Diamonds are cut by splitting, sawing, shaping, and polishing them with other diamonds and high‑precision tools, following the stone’s natural internal “weak lines” so it sparkles as much as possible.

Basic idea

  • Diamonds are the hardest natural material, so only diamond (diamond dust, diamond‑tipped tools, or another diamond) or specialized lasers are used to cut them.
  • Cutters take advantage of natural planes of weakness inside the crystal so it can be split and shaped without shattering.

Main steps

  1. Planning the cut
    • The rough stone is scanned and modeled with software to decide how to get the most carat weight and best shape out of it.
 * The plan balances beauty (proportions, brilliance) and value (how many stones, how big they’ll be).
  1. Cleaving or sawing
    • Cleaving: The cutter scores a groove along a natural weak plane, inserts a blade, and strikes it to split the diamond into pieces.
 * **Sawing:** If there is no good weak plane, the stone is cut using a high‑speed diamond‑coated or metal blade plus diamond powder, or a laser; the diamond powder is what actually does the cutting.
  1. Bruting (shaping the outline)
    • To make a round outline, the stone is spun on a lathe and ground against another diamond or a diamond wheel, creating the circular “girdle” around the middle.
 * This turns angular pieces of rough into a roughly round or shaped pre‑form ready for facets.
  1. Faceting
    • The cutter fixes the stone in a holder and presses it against a rotating metal wheel coated with diamond powder to grind each flat facet into place.
 * Angles and symmetry are controlled to maximize brilliance, fire, and scintillation (how much it flashes when moved).
  1. Polishing and finishing
    • The same diamond‑powder wheels are used with finer grits to smooth and polish each facet so the surface becomes mirror‑like.
 * The final steps include polishing the table (top), pavilion (bottom), culet (tip), and ensuring all facets are sharp and aligned.

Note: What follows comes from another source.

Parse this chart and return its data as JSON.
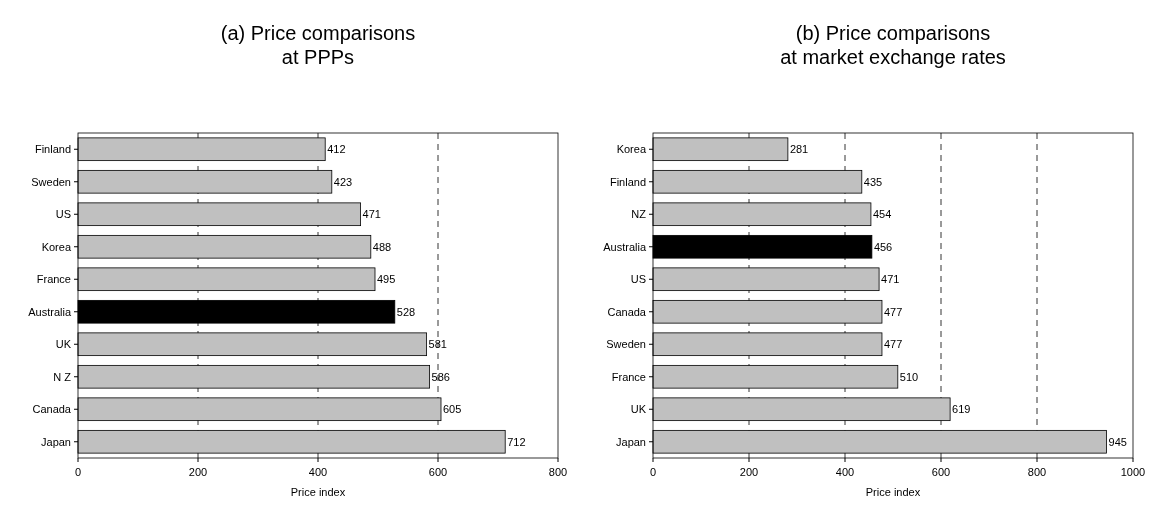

Why only diamonds can cut diamonds

  • Diamond’s hardness means most other materials just wear away instead of cutting it, so cutting relies on diamond’s own hardness plus its internal brittleness along certain directions.
  • In practice, this is done with:
    • Diamond dust on metal blades and wheels
    • Other diamonds used as grinding partners
    • Lasers to slice or drill very precise shapes

Modern twists and “latest” context

  • Today, 3D scanning, computer modeling, and automated cutting machines help plan and execute cuts far more precisely than in the past, reducing wasted material.
  • Traditional hand skills are still vital, especially for high‑value stones, but many stages (like sawing and basic faceting) are now semi‑automated to improve consistency.

TL;DR: Diamonds are planned with computers, split or sawed along internal weak planes, rounded by rubbing against other diamonds, then faceted and polished on diamond‑powder wheels so the finished stone reflects as much light as possible.

Information gathered from public forums or data available on the internet and portrayed here.